In the case at bar, the plaintiff had had fallings out with a few of her physicians and hadn’t explained away her failure to call them at trial (nor had she produced any opinion evidence from the physicians at all).  Justice Armstrong reviewed the basic tenets of adverse inference in this context before deciding that he would, indeed, draw an adverse inference given a number of factors – but particularly that the plaintiff (who had a poor memory herself) hadn’t called any physicians who had treated her in the first 18 months after her collision:

[202]     In Buksh v. Miles, 2008 BCCA 318, at para. 34 [Buksh] the Court of Appeal revisited the question of when adverse inferences will be appropriate.
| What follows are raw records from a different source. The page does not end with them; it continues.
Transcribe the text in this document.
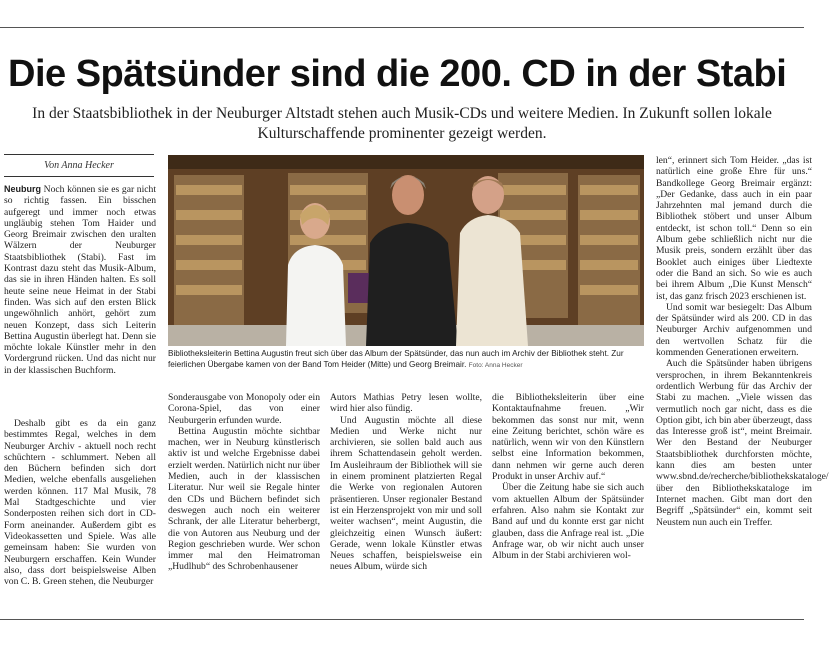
Die Spätsünder sind die 200. CD in der Stabi
In der Staatsbibliothek in der Neuburger Altstadt stehen auch Musik-CDs und weitere Medien. In Zukunft sollen lokale
Kulturschaffende prominenter gezeigt werden.
Von Anna Hecker
Bibliotheksleiterin Bettina Augustin freut sich über das Album der Spätsünder, das nun auch im Archiv der Bibliothek steht. Zur feierlichen Übergabe kamen von der Band Tom Heider (Mitte) und Georg Breimair. Foto: Anna Hecker

Neuburg Noch können sie es gar nicht so richtig fassen. Ein bisschen aufgeregt und immer noch etwas ungläubig stehen Tom Haider und Georg Breimair zwischen den uralten Wälzern der Neuburger Staatsbibliothek (Stabi). Fast im Kontrast dazu steht das Musik-Album, das sie in ihren Händen halten. Es soll heute seine neue Heimat in der Stabi finden. Was sich auf den ersten Blick ungewöhnlich anhört, gehört zum neuen Konzept, dass sich Leiterin Bettina Augustin überlegt hat. Denn sie möchte lokale Künstler mehr in den Vordergrund rücken. Und das nicht nur in der klassischen Buchform.

Deshalb gibt es da ein ganz bestimmtes Regal, welches in dem Neuburger Archiv - aktuell noch recht schüchtern - schlummert. Neben all den Büchern befinden sich dort Medien, welche ebenfalls ausgeliehen werden können. 117 Mal Musik, 78 Mal Stadtgeschichte und vier Sonderposten reihen sich dort in CD-Form aneinander. Außerdem gibt es Videokassetten und Spiele. Was alle gemeinsam haben: Sie wurden von Neuburgern erschaffen. Kein Wunder also, dass dort beispielsweise Alben von C. B. Green stehen, die Neuburger

Sonderausgabe von Monopoly oder ein Corona-Spiel, das von einer Neuburgerin erfunden wurde.

Bettina Augustin möchte sichtbar machen, wer in Neuburg künstlerisch aktiv ist und welche Ergebnisse dabei erzielt werden. Natürlich nicht nur über Medien, auch in der klassischen Literatur. Nur weil sie Regale hinter den CDs und Büchern befindet sich deswegen auch noch ein weiterer Schrank, der alle Literatur beherbergt, die von Autoren aus Neuburg und der Region geschrieben wurde. Wer schon immer mal den Heimatroman „Hudlhub“ des Schrobenhausener

Autors Mathias Petry lesen wollte, wird hier also fündig.

Und Augustin möchte all diese Medien und Werke nicht nur archivieren, sie sollen bald auch aus ihrem Schattendasein geholt werden. Im Ausleihraum der Bibliothek will sie in einem prominent platzierten Regal die Werke von regionalen Autoren präsentieren. Unser regionaler Bestand ist ein Herzensprojekt von mir und soll weiter wachsen“, meint Augustin, die gleichzeitig einen Wunsch äußert: Gerade, wenn lokale Künstler etwas Neues schaffen, beispielsweise ein neues Album, würde sich

die Bibliotheksleiterin über eine Kontaktaufnahme freuen. „Wir bekommen das sonst nur mit, wenn eine Zeitung berichtet, schön wäre es natürlich, wenn wir von den Künstlern selbst eine Information bekommen, dann nehmen wir gerne auch deren Produkt in unser Archiv auf.“

Über die Zeitung habe sie sich auch vom aktuellen Album der Spätsünder erfahren. Also nahm sie Kontakt zur Band auf und du konnte erst gar nicht glauben, dass die Anfrage real ist. „Die Anfrage war, ob wir nicht auch unser Album in der Stabi archivieren wol-

len“, erinnert sich Tom Heider. „das ist natürlich eine große Ehre für uns.“ Bandkollege Georg Breimair ergänzt: „Der Gedanke, dass auch in ein paar Jahrzehnten mal jemand durch die Bibliothek stöbert und unser Album entdeckt, ist schon toll.“ Denn so ein Album gebe schließlich nicht nur die Musik preis, sondern erzählt über das Booklet auch einiges über Liedtexte oder die Band an sich. So wie es auch bei ihrem Album „Die Kunst Mensch“ ist, das ganz frisch 2023 erschienen ist.

Und somit war besiegelt: Das Album der Spätsünder wird als 200. CD in das Neuburger Archiv aufgenommen und den wertvollen Schatz für die kommenden Generationen erweitern.

Auch die Spätsünder haben übrigens versprochen, in ihrem Bekanntenkreis ordentlich Werbung für das Archiv der Stabi zu machen. „Viele wissen das vermutlich noch gar nicht, dass es die Option gibt, ich bin aber überzeugt, dass das Interesse groß ist“, meint Breimair. Wer den Bestand der Neuburger Staatsbibliothek durchforsten möchte, kann dies am besten unter www.sbnd.de/recherche/bibliothekskataloge/ über den Bibliothekskataloge im Internet machen. Gibt man dort den Begriff „Spätsünder“ ein, kommt seit Neustem nun auch ein Treffer.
The Court said:

[34]      Taking the admonition of Mr. Justice Davey to the extreme in today’s patchwork of medical services raises the likelihood of increased litigation costs attendant upon more medical reports from physicians or additional attendances of physicians at court, with little added to the trial process but time and expense, and nothing added to the knowledge of counsel. Perhaps the idea that an adverse inference may be sought, on the authority of Barker, for the reason that every walk-in clinic physician was not called fits within the description of “punctilio” that is no longer to bind us, referred to by Mr. Justice Dickson in R. v. Sault Ste. Marie, , [1978] 2 S.C.R. 1299, 3 C.R. (3d) 30, in a different context.

[203]     In Buksh, the court also outlined some of the features to be considered on an application for an adverse inference concerning treating doctors as follows:

[35]        In this environment, and bearing in mind the position of a lawyer bound to be truthful to the court, it seems to me there is a threshold question that must be addressed before the instruction on adverse inferences is given to the jury:  whether, given the evidence before the court, given the explanations proffered for not calling the witness, given the nature of the evidence that could be provided by the witness, given the extent of disclosure of that physician’s clinical notes, and given the circumstances of the trial (e.g., an initial agreement to introduce clinical records that work contrary to the inference, or incorporation of that witness’s views or observations in the report of a witness called by the other side) a juror could reasonably draw the inference that the witness not called would have given evidence detrimental to the party’s case.